InnoDB, on the other hand, uses 16 KB blocks. So when writing data back to a table, it is entirely possible for the page write to be interrupted in the middle, resulting in a page that is half old and half new. This is often called a torn page.
Note that this is for checkpointing only.
When you insert and commit a thing, it is being written to one
ib_logfile, and the change is also added to the in-memory
image of the InnoDB page. So on disk, after commit you have an
pre-change image of the page and an image of the change in the
logfile, and in memory you have the changed page - such
in-memory pages that differ from their on-disk counterpart are
The checkpointing is about writing back the dirty page to the tablefile and getting rid of the log entry. This is being done for whole InnoDB pages, and with most filesystems it is an in-place update. So it can result in torn pages, if the write fails in the middle of a page.
With the doublewrite buffer enabled, the write goes to the ibdata file first, as we can see in the trace - the write to the position at 1M offset in the file. Then the same writes are being spread out to the individual pages in their respective tablefiles.
This ensures that there is always a whole old page and a log entry with intructions to patch the old image (“Redo-Log Recovery”) or a whole image of the new page on disk inside the doublewrite buffer, for recovery of torn pages.

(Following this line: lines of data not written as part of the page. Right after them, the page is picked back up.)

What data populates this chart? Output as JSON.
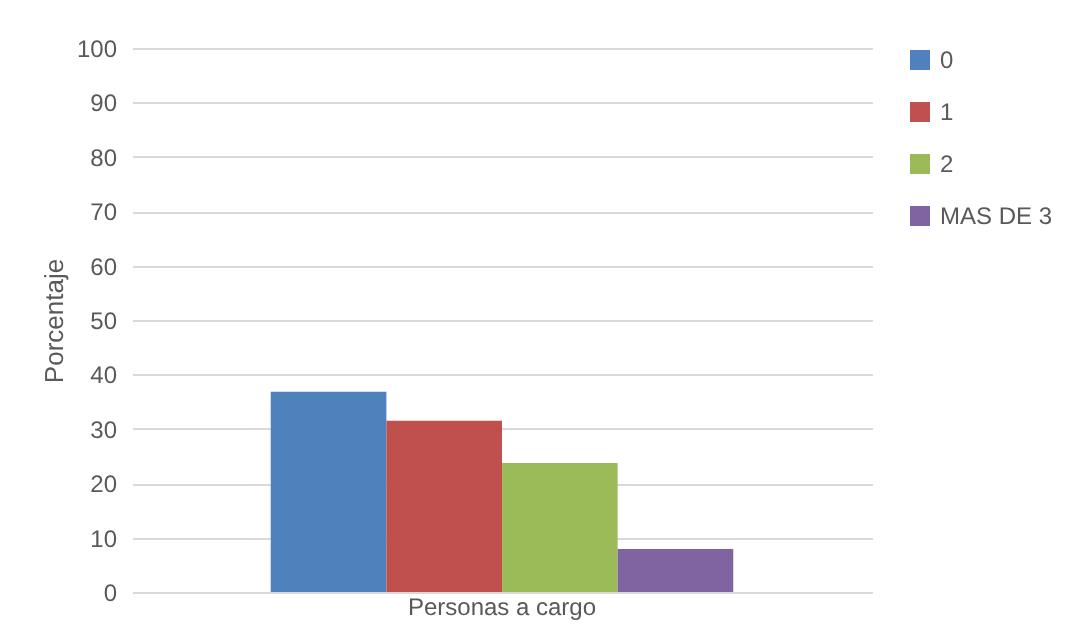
{
  "chart_data": {
    "type": "bar",
    "categories": [
      "Personas a cargo"
    ],
    "ylabel": "Porcentaje",
    "series": [
      {
        "name": "0",
        "color": "#4f81bd",
        "values": [
          36.8
        ]
      },
      {
        "name": "1",
        "color": "#c0504d",
        "values": [
          31.5
        ]
      },
      {
        "name": "2",
        "color": "#9bbb59",
        "values": [
          23.7
        ]
      },
      {
        "name": "MAS DE 3",
        "color": "#8064a2",
        "values": [
          7.9
        ]
      }
    ],
    "ylim": [
      0,
      100
    ],
    "yticks": [
      0,
      10,
      20,
      30,
      40,
      50,
      60,
      70,
      80,
      90,
      100
    ],
    "grid": "y",
    "legend": "right"
  }
}
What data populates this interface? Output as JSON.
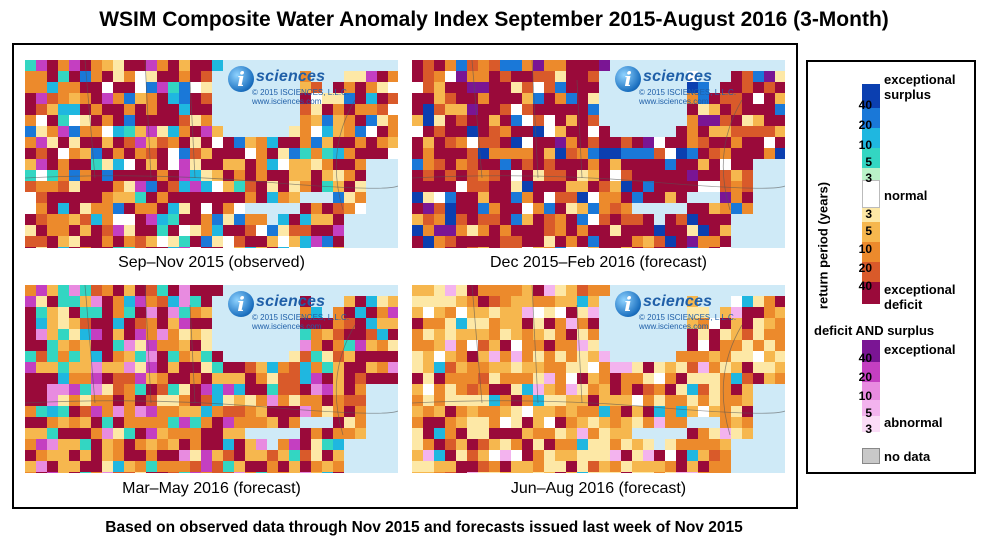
{
  "title": "WSIM Composite Water Anomaly Index September 2015-August 2016 (3-Month)",
  "footer": "Based on observed data through Nov 2015 and forecasts issued last week of Nov 2015",
  "logo": {
    "letter": "i",
    "brand": "sciences",
    "copyright": "© 2015 ISCIENCES, L.L.C.",
    "url": "www.isciences.com"
  },
  "panels": [
    {
      "caption": "Sep–Nov 2015 (observed)",
      "scheme": "mixed"
    },
    {
      "caption": "Dec 2015–Feb 2016 (forecast)",
      "scheme": "deficit"
    },
    {
      "caption": "Mar–May 2016 (forecast)",
      "scheme": "mixed2"
    },
    {
      "caption": "Jun–Aug 2016 (forecast)",
      "scheme": "dry"
    }
  ],
  "legend": {
    "axis_label": "return period (years)",
    "surplus_label": "exceptional surplus",
    "normal_label": "normal",
    "deficit_label": "exceptional deficit",
    "both_title": "deficit AND surplus",
    "both_top_label": "exceptional",
    "both_bottom_label": "abnormal",
    "nodata_label": "no data",
    "surplus_ticks": [
      "40",
      "20",
      "10",
      "5",
      "3"
    ],
    "deficit_ticks": [
      "3",
      "5",
      "10",
      "20",
      "40"
    ],
    "both_ticks": [
      "40",
      "20",
      "10",
      "5",
      "3"
    ],
    "colors": {
      "surplus": [
        "#0b3fb0",
        "#1a78d8",
        "#1fb7e0",
        "#33d6c2",
        "#b9f2c8"
      ],
      "normal": "#ffffff",
      "deficit": [
        "#fde8a6",
        "#f6b74e",
        "#ec8a2c",
        "#d95a2a",
        "#9a0a3a"
      ],
      "both": [
        "#7a1594",
        "#c43fc1",
        "#e88be0",
        "#f3b3ee",
        "#fbdcf7"
      ],
      "nodata": "#c8c8c8",
      "water": "#cfeaf7"
    }
  }
}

Having a single doublewrite buffer can in extreme cases make the doublewrite buffer a point of contention. Percona have shown that a long time ago and also fixed this by having multiple doublewrite buffers.
Note that in most Unix filesystems, writes to a single file are serialized on a global lock on the in-memory inode of the file.

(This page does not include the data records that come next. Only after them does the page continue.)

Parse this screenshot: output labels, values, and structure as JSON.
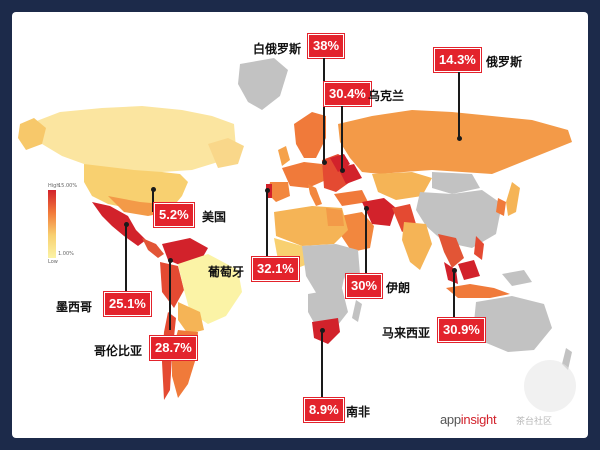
{
  "legend": {
    "high_label": "High",
    "high_value": "15.00%",
    "low_label": "Low",
    "low_value": "1.00%"
  },
  "brand": {
    "prefix": "app",
    "accent": "insight"
  },
  "watermark": {
    "text": "茶台社区"
  },
  "colors": {
    "badge": "#e3232c",
    "ocean": "#ffffff",
    "no_data": "#c2c2c2",
    "high": "#d2222b",
    "low": "#fbf3a6"
  },
  "callouts": [
    {
      "id": "belarus",
      "name": "白俄罗斯",
      "value": "38%"
    },
    {
      "id": "ukraine",
      "name": "乌克兰",
      "value": "30.4%"
    },
    {
      "id": "russia",
      "name": "俄罗斯",
      "value": "14.3%"
    },
    {
      "id": "usa",
      "name": "美国",
      "value": "5.2%"
    },
    {
      "id": "portugal",
      "name": "葡萄牙",
      "value": "32.1%"
    },
    {
      "id": "iran",
      "name": "伊朗",
      "value": "30%"
    },
    {
      "id": "mexico",
      "name": "墨西哥",
      "value": "25.1%"
    },
    {
      "id": "colombia",
      "name": "哥伦比亚",
      "value": "28.7%"
    },
    {
      "id": "malaysia",
      "name": "马来西亚",
      "value": "30.9%"
    },
    {
      "id": "south_africa",
      "name": "南非",
      "value": "8.9%"
    }
  ]
}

So if the doublewrite buffer is part of the ibdata file all writes to that buffer compete with all other write operations on that file. And even if you had multiple doublewrite buffers at different offsets in the same ibdata file, it would not improve things at all, because of that lock. The best solution would put each doublewrite buffer into a separate file on its own.
The only filesystem in Linux that does not do this in-memory inode locking is XFS, and only when the file is being opened in O_DIRECT mode.

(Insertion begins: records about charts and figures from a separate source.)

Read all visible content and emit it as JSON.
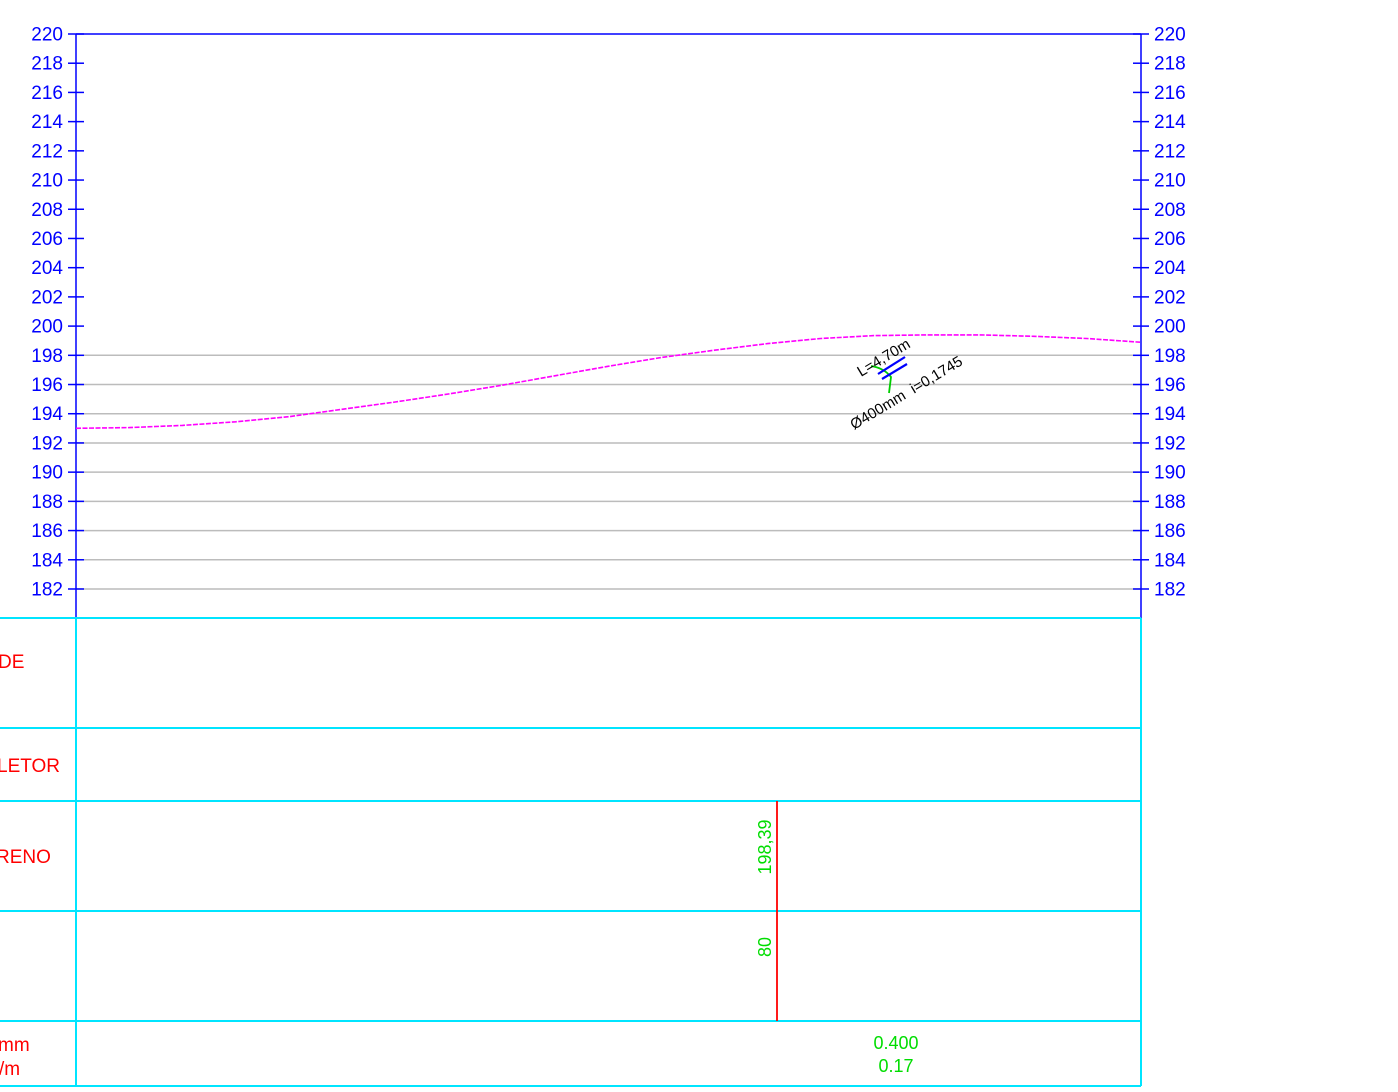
{
  "chart_data": {
    "type": "line",
    "title": "",
    "xlabel": "",
    "ylabel": "",
    "ylim": [
      182,
      220
    ],
    "y_ticks": [
      220,
      218,
      216,
      214,
      212,
      210,
      208,
      206,
      204,
      202,
      200,
      198,
      196,
      194,
      192,
      190,
      188,
      186,
      184,
      182
    ],
    "grid": true,
    "terrain_profile": {
      "name": "",
      "color": "#ff00ff",
      "x": [
        0,
        5,
        10,
        15,
        20,
        25,
        30,
        35,
        40,
        45,
        50,
        55,
        60,
        65,
        70,
        75,
        80,
        85,
        90,
        95,
        100
      ],
      "y": [
        193.0,
        193.05,
        193.2,
        193.45,
        193.8,
        194.3,
        194.8,
        195.35,
        195.95,
        196.6,
        197.25,
        197.85,
        198.35,
        198.8,
        199.15,
        199.35,
        199.4,
        199.4,
        199.3,
        199.15,
        198.9
      ]
    },
    "pipe": {
      "length_label": "L=4,70m",
      "spec_label": "Ø400mm  i=0,1745"
    }
  },
  "table": {
    "rows": [
      {
        "label": "DE"
      },
      {
        "label": "LETOR"
      },
      {
        "label": "RENO"
      },
      {
        "label": ""
      },
      {
        "label_lines": [
          "mm",
          "/m"
        ]
      }
    ],
    "station_terrain_value": "198,39",
    "station_index_value": "80",
    "pipe_diameter_value": "0.400",
    "pipe_slope_value": "0.17"
  },
  "colors": {
    "axis": "#0000ff",
    "grid": "#bcbcbc",
    "table_lines": "#00e5ff",
    "row_labels": "#ff0000",
    "values": "#00dd00",
    "station_line": "#ff0000",
    "profile": "#ff00ff",
    "annotation": "#000000",
    "pipe_symbol": "#0000ff",
    "pipe_link": "#00cc00"
  }
}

Postgres writes a WAL, which is very similar to the redo-log that MySQL writes. The main difference is that they write out a full page whenever a page transitions from clean to dirty, and then similar to MySQL write out incremental changes for additional changes to a page already dirty. Using the WAL, you can pick up the full page and all additional incremental changes by simply going through the WAL front to back, and recreate the page that should have been written. MySQL could do the same and get rid of the doublewrite buffer writes, but it does not play well with the concept of the MySQL Redo-Log being a ring buffer.
MyRocks, and all other variants of LSM , do never overwrite data. They always append to the latest logfile, and then have a process not entirely unlike the Java multi-generational garbage collection to compact multiple logfiles, throwing away deleted data and writing things back in a more sorted manner. As this rewrites data instead of overwriting data, not only is this safe in the case of unexpected shutdowns, it is also very easy to backup and it is, at least in theory, suitable for object storages as a backing store for the data.